Gelberg: Das sind alles lange Geschichten. Ich hab ja nicht etablierte Autoren versucht aus anderen Verlagen abzuwerben. Ich hab ja immer mit Anfängern angefangen. Auch Härtling schrieb damals keine Kinderbücher. Ich hab dafür gesorgt, dass er die Laudatio für den Jugendliteraturpreis für Jan Prochazka hielt, für "Es lebe die Republik". Und in dieser Laudatio sprach er vom Tageslauf seiner eigenen Kinder und das war für mich ein Signal. Ich hab ihn angesprochen. So fing das an. Er hat sofort angebissen, daraus ein Buch zu machen. Es war kein Erfolg, aber alles Weitere waren Erfolge. Der hat es gerne gemacht. Aber auch alle anderen. Auch Christine Nöstlinger. Ich hab Sie auf einer Tagung kennengelernt, da hatte sie noch nichts veröffentlicht, und ich merkte sehr rasch, dass sie eine ungeheure Begabung hat, zu schreiben, zu erzählen und sich in der Phantasie auch sozial zu bewegen. Sie hat ja großartig geschrieben. Später für mehrere Verlage gleichzeitig, sie ist förmlich übergesprudelt vor Einfällen. Und wir haben eine lange, lange Geschichte gehabt.
"Kinderliteratur gäbe es ohne Bilder nicht"
Wegmann: Sie hat mal, als es um die Kinderliteratur ging, von der "Literatur zum Sich-Besser-Auskennen-Im-Leben" gesprochen. 1971 erschien auch gleich Ihr erstes Jahrbuch – eins von zehn, die Sie im Laufe der Jahre herausgegeben haben - mit dem Titel "Geh und spiel mit den Riesen", eine vielfältige Text- und Bildsammlung. Vertreten dort: Ingrid Bachér, Michael Ende, Hans Georg Lenzen, Schnurre, Spohn, Pludra, Kunze, Nöstlinger uva. Es werden eine Vielzahl Anthologien und Jahrbücher folgen. An die 20 Werke. In den 26 Jahren Verlagstätigkeit haben Sie allein 600 Autorinnen und Autoren zu Wort kommen lassen. 600 – haben Sie einen Überblick über die, die Sie jemals herausgegeben haben?
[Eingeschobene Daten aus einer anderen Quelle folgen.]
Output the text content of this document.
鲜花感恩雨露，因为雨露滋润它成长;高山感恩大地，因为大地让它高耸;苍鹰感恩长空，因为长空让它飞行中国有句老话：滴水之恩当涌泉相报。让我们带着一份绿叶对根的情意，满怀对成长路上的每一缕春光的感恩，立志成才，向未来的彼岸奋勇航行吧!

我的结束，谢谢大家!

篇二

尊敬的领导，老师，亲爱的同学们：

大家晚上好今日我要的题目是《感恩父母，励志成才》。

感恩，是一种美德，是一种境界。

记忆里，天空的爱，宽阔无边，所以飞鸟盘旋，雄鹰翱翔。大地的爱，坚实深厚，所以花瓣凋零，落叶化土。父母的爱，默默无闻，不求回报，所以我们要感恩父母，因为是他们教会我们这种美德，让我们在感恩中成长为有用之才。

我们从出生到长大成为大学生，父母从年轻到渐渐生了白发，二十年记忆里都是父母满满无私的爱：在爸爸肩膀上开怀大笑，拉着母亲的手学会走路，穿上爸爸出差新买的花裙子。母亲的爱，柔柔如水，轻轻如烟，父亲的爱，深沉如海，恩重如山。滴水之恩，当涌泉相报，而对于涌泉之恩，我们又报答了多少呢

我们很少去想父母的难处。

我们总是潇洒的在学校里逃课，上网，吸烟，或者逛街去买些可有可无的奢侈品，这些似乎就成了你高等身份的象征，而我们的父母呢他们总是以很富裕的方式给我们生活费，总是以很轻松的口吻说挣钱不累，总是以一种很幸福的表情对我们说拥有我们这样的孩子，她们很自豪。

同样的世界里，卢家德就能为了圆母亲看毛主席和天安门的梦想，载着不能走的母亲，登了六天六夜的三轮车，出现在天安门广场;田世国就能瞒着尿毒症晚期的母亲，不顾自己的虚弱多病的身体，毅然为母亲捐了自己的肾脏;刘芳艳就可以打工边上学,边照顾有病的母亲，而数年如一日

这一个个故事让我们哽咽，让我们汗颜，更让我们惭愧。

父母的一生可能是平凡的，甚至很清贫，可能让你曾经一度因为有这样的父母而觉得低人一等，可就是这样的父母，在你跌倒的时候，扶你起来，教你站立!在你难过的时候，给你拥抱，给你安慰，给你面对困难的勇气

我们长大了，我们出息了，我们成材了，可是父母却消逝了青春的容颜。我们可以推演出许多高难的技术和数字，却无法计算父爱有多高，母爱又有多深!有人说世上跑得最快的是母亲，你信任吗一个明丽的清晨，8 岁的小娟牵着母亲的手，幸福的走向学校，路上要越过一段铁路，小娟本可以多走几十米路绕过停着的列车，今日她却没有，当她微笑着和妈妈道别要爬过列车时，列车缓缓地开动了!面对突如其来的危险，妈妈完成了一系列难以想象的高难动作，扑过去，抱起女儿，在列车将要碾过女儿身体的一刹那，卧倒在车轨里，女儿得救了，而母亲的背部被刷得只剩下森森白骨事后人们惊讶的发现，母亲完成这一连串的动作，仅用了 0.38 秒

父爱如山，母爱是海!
Gelberg: In irgendeinem Jahrbuch hab ich sie mal alle zusammengefasst. Die Illustratoren und Illustratorinnen, meistens sind es ja Frauen, sind dazugekommen. Ich vertrete auch heute noch die These: Kinderliteratur gäbe es ohne Bilder nicht. Bilder sind ein Phänomen, das gibt es in keiner anderen Literatur, dass eine Kunst entsteht, die an der Basis angesiedelt ist, beim Leser. Das geht nicht ins Museum, aber es ist eine ganz große Kunst, die wir da haben. Und ich habe immer versucht, in den Anthologien, die Bilder mit den Texten in Zusammenhang zu bringen. Also ich hab nicht jemanden beauftragt, illustrier das mal, sondern ich hab abgewartet, was da war - an Text, an Bild und hab das zusammengeführt. Assoziativ sozusagen. Davon lebten diese Jahrbücher. Es waren auch Experimente dabei, und Bücher dieser Art gab es damals noch nicht. Also "Geh und spiel mit den Riesen" ist eigentlich eine Neuerfindung einer Anthologie. Ich hab das dann verfeinert so, dass ich in den späteren Bänden, als die antiautoritäre Kinderliteratur sich immer mehr ausbreitete, ich hab das ja mitgefördert, das war dann so stark in den Jahrbüchern, dass ich dann auch Probleme kriegte. Ich kriegte einen beschwörenden, langen Brief von Michael Ende: Lieber Gelberg, tun Sie das nicht. Sie sind auf dem falschen Weg! usw. Und wir haben damals heftig diskutiert, auf Tagungen und so, und die Presse hat sich beteiligt. Es gab große Artikel in den Zeitungen über Kinderbücher. Das macht man ja heute nicht mehr. Aber damals war das ein Bedürfnis. Und das hing natürlich auch mit dem Wechsel der Gesellschaft zusammen. Wir hatten nach 1945 ein riesiges Loch eigentlich bei der Literatur, das musste erst wieder aufgefüllt werden. Das hat Jahrzehnte gedauert.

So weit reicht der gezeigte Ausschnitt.